Au Centre Scientifique de Monaco, la compréhension des mécanismes gouvernant la calcification à travers l’étude de la formation du squelette des coraux est un des centres d’intérêt de l’équipe de Physiologie corallienne depuis plus de 30 ans. Les études portent sur des coraux qui ont divergé au cours de l’évolution : les coraux constructeurs de récif des mers tropicales et le corail rouge de Méditerranée, Corallium rubrum, notamment mis en valeur chez les joailliers.
L’équipe a récemment analysé la composition protéique de la matrice organique du corail rouge Corallium rubrum. Les résultats ont permis de montrer que sur la centaine de protéines identifiées, seule une dizaine sont communes à celles de la matrice organique des coraux tropicaux, preuve supplémentaire de la divergence corail rouge – corail tropical. Cette fraction protéique partagée, également retrouvée en partie chez d’autres organismes calcifiants comme les coquillages, représente probablement le cœur de la machinerie moléculaire nécessaire au processus de calcification. Par contre, l’identification de collagène qui sert de support principal à la formation de l’axe squelettique du corail rouge est une réminiscence de la composition de l’axe des gorgones, avec qui C . rubrum est « cousin ».

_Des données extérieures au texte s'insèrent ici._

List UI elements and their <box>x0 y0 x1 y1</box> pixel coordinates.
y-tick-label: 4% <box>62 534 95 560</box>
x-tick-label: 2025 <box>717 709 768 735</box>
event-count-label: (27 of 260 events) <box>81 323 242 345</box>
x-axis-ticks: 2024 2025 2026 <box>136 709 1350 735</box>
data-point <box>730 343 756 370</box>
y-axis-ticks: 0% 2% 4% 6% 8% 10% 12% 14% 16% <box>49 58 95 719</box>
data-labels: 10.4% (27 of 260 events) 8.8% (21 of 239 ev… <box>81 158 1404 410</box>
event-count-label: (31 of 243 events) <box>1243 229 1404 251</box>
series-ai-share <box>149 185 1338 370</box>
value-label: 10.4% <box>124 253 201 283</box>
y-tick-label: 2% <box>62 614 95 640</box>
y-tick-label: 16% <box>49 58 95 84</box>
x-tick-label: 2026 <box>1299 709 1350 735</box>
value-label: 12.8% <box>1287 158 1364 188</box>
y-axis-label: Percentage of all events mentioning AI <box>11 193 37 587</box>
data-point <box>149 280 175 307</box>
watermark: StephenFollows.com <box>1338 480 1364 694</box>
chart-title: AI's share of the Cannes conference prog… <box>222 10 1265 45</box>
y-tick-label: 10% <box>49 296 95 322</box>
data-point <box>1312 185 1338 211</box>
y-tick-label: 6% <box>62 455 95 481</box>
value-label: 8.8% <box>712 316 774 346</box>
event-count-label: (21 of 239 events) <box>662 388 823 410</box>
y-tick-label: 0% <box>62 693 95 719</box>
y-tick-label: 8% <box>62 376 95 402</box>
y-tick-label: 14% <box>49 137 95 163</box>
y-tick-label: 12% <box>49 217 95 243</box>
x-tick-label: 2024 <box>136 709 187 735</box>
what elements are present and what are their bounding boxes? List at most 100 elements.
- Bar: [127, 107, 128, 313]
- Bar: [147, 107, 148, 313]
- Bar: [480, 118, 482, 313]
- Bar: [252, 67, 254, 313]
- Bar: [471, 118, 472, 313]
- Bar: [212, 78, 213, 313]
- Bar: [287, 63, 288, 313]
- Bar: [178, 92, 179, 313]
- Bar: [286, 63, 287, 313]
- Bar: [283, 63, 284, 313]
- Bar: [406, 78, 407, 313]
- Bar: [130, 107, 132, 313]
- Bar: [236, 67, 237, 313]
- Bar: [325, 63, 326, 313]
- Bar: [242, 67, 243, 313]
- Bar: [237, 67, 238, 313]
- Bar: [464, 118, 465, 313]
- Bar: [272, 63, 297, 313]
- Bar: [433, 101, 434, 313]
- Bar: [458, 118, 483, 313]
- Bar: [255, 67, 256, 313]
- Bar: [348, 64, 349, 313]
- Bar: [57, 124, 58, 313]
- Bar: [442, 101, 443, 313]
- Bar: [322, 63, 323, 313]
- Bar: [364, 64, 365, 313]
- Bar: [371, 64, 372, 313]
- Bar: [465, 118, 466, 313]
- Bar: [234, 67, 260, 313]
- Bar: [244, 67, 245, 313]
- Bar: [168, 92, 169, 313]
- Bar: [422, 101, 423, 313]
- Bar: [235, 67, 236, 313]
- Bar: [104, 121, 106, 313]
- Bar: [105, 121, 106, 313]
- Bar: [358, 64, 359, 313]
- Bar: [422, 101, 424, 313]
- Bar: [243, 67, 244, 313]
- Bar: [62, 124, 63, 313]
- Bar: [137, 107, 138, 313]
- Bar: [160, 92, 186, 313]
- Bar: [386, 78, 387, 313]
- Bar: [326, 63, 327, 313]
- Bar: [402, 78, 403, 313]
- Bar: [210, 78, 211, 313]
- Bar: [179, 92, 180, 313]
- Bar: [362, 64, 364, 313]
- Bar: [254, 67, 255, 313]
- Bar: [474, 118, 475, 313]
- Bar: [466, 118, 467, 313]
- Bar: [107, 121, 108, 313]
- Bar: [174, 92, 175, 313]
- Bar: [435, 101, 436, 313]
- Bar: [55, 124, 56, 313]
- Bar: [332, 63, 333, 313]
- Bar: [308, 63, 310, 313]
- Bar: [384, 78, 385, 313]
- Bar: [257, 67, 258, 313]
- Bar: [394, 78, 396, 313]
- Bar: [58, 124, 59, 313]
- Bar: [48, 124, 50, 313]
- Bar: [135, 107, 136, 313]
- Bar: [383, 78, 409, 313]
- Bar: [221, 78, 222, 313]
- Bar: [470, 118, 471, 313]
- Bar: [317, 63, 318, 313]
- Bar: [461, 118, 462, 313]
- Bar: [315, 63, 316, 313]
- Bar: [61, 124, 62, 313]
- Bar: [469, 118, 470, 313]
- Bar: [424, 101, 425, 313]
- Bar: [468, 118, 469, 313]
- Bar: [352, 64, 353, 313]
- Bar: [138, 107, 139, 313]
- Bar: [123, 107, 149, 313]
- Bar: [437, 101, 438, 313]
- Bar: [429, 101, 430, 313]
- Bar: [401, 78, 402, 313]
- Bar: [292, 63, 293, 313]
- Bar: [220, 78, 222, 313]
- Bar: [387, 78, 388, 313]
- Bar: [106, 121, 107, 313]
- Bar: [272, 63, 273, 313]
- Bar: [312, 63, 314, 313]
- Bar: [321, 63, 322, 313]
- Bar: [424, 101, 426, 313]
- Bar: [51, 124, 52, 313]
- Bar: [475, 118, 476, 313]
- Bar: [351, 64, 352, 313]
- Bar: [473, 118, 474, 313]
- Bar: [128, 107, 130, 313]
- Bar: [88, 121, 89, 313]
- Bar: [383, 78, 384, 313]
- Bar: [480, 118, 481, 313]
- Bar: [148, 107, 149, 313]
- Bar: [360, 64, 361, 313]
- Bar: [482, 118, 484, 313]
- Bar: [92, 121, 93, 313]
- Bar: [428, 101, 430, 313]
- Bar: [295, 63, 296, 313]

En conclusion, l’étude comparée de la composition de la matrice organique des squelettes des coraux suggère que l’axe squelettique du corail rouge résulte de la création d’outils moléculaires pour la calcification par la lignée des gorgones, il y a quelques 150 millions d’années, indépendamment des coraux tropicaux qui sont apparus il y a environ 250 millions d’années.